The ongoing conversation and prompted visualizations of myself traveling through my emotions required more speaking and rapid thinking than I had anticipated, and in that sense, it felt far more like active therapy than a trance.
When we finished the session, I felt more aware of the way my body interacted with space physically. I believe this was partially because I’d been visualizing myself in the calmness I desired. I felt more aware of how my bangs fell, the ways I was fidgeting my legs, and how my skin felt, but not in a self-conscious way. This was more of a feeling of rediscovery, like when you leave a movie theater and adjust to how bright everything is outside. I liked it.
When I asked Cummins if people practice hypnosis by themselves, as many do with meditation, she said both yes and no.
It’s different from meditation, because hypnosis is an interactive process; it’s hard to lead yourself as deep as you can go with a hypnotherapist.
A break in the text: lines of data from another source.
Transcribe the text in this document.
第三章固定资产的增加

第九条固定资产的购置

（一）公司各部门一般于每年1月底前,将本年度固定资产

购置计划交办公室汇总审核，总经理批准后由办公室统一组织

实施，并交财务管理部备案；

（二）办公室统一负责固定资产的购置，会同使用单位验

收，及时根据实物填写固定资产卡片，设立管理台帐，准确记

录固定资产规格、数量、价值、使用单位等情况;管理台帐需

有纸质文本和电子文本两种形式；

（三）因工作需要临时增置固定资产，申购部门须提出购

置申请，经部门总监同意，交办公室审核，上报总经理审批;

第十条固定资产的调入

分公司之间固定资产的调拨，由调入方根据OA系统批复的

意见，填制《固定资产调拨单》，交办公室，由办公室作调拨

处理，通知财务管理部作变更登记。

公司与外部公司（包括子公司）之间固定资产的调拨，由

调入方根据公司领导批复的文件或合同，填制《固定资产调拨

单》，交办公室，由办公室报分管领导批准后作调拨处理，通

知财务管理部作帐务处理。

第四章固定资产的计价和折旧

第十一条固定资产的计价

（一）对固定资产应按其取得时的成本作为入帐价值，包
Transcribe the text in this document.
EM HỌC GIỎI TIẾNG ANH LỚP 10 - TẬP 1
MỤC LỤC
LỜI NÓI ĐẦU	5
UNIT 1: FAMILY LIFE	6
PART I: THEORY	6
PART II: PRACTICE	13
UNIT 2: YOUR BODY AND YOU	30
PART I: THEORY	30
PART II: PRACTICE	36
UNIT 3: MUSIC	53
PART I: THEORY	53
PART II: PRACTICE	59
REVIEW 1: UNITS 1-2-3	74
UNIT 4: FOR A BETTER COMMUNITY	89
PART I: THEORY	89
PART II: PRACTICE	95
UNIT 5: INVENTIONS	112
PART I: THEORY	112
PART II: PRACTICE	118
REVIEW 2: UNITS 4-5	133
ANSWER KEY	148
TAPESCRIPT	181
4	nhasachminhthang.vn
However, Cummins does encourage clients to create a daily practice before bed to make their visualizations sink into their brain. For me, she recommended I take three states of mind I want to feel (for example: clear, present, free). Before bed, I’m supposed to write down the three states of mind to plant them in my subconscious. In the morning, I’m supposed to read and repeat those states in the mirror. And, at the end of the day I’m supposed to recognize and name three things I did for myself throughout the day.
These practices, Cummins says, are meant to create habits of compassion toward myself which help make it easier for me to feel calm and comfortable in my body. Since I’ve only attended one session, it feels premature to stamp a definitive verdict on how hypnosis affected my comfort in my body. I will and can say, though, that the process was surprisingly relaxing. It was work that required vulnerability, and exploring my needs through my imagination forced me to sink into my own skin. I felt less jittery for days, and the at-home exercises have forced me to breathe deeper and slow myself down, which makes me feel much less like crawling out of my skin (both out of insecurity and anxiety).
This was the first time I tried hypnosis, but it won’t be the last. I look forward to exploring how these exercises can build increased comfort in my own skin, both on my own and with someone to guide me.